There was a lingering question about what matrix material is closest to the physiological environment and whether any of them actually represent a good model of a real tumor's setting. At that time, John Condeelis’ lab had just published some of their early intravital imaging of cancer cells moving around in their mammary tumor models. That technology was amazing and would enable me to answer my questions about whether reconstituted matrices mimic what's going on in tumors. So I got a one-year fellowship to go work in the Condeelis lab and learn this technology before setting up my own lab.
What have you chosen to pursue in your own lab?
Our intravital imaging has revealed that there is great heterogeneity in behavior within tumors: some cells invade, many don't. The causes and consequences of this heterogeneity represent an interesting biological problem and probably relate to the uneven response of tumors to therapy. One thing we wanted to probe was whether particular transcriptional programs might be heterogeneously active within the tumor—we've obtained some interesting insights by simultaneously imaging cell behavior and transcriptional readouts.

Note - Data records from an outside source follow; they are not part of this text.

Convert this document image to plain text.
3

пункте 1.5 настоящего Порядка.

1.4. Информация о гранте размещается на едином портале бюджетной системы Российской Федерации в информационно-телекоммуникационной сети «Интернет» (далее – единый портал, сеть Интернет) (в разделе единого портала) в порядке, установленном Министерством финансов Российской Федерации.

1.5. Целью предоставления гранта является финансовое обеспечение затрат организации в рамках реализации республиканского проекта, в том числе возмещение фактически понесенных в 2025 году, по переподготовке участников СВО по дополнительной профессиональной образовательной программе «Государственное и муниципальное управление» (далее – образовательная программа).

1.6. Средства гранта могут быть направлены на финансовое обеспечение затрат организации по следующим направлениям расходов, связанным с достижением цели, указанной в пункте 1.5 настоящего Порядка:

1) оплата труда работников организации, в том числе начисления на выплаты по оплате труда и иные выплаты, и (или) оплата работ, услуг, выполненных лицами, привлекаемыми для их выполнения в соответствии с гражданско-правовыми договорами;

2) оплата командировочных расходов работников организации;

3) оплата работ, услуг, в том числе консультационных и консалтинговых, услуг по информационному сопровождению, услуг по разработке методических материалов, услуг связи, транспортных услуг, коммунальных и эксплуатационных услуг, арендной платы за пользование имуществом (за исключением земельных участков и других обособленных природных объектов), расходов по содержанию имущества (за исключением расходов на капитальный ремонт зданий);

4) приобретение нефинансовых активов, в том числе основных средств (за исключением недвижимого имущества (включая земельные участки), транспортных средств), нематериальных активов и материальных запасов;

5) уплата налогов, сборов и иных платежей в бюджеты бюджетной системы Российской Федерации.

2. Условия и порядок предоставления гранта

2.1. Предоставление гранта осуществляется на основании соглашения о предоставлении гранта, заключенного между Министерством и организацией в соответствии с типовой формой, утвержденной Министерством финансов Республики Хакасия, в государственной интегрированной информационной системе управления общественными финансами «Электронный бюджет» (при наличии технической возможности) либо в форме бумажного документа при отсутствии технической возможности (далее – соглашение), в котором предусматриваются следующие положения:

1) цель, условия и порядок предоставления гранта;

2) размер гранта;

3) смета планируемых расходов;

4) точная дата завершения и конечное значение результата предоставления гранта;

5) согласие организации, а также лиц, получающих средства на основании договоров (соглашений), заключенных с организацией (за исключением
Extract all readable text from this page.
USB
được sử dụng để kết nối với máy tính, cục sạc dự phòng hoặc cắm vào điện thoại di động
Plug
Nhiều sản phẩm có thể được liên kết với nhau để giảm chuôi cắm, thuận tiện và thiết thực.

Another area we've been working on is the heterogeneous interactions between the tumor and its environment, focusing on cancer-associated fibroblasts and how they might promote invasion. For example, we observed that the cancer-associated fibroblast acts as the leading cell of a cohort of tumor cells. It clears a path through the surrounding tissue, like a snowplow clearing a track for other cars to use. This process therefore starts to resemble aspects of developmental biology and morphogenesis and poses interesting questions concerning how cells move when there's a whole group of them moving together. For example, how is movement coordinated and organized? And how do cancer cells trick fibroblasts into doing their dirty work for them?
“Cancers work pretty much every way that's conceivable.”
We're watching tumors in all their complexity, then trying to unpick what's going on. Hopefully we can learn a lot more and make a small contribution to the benefit of cancer patients.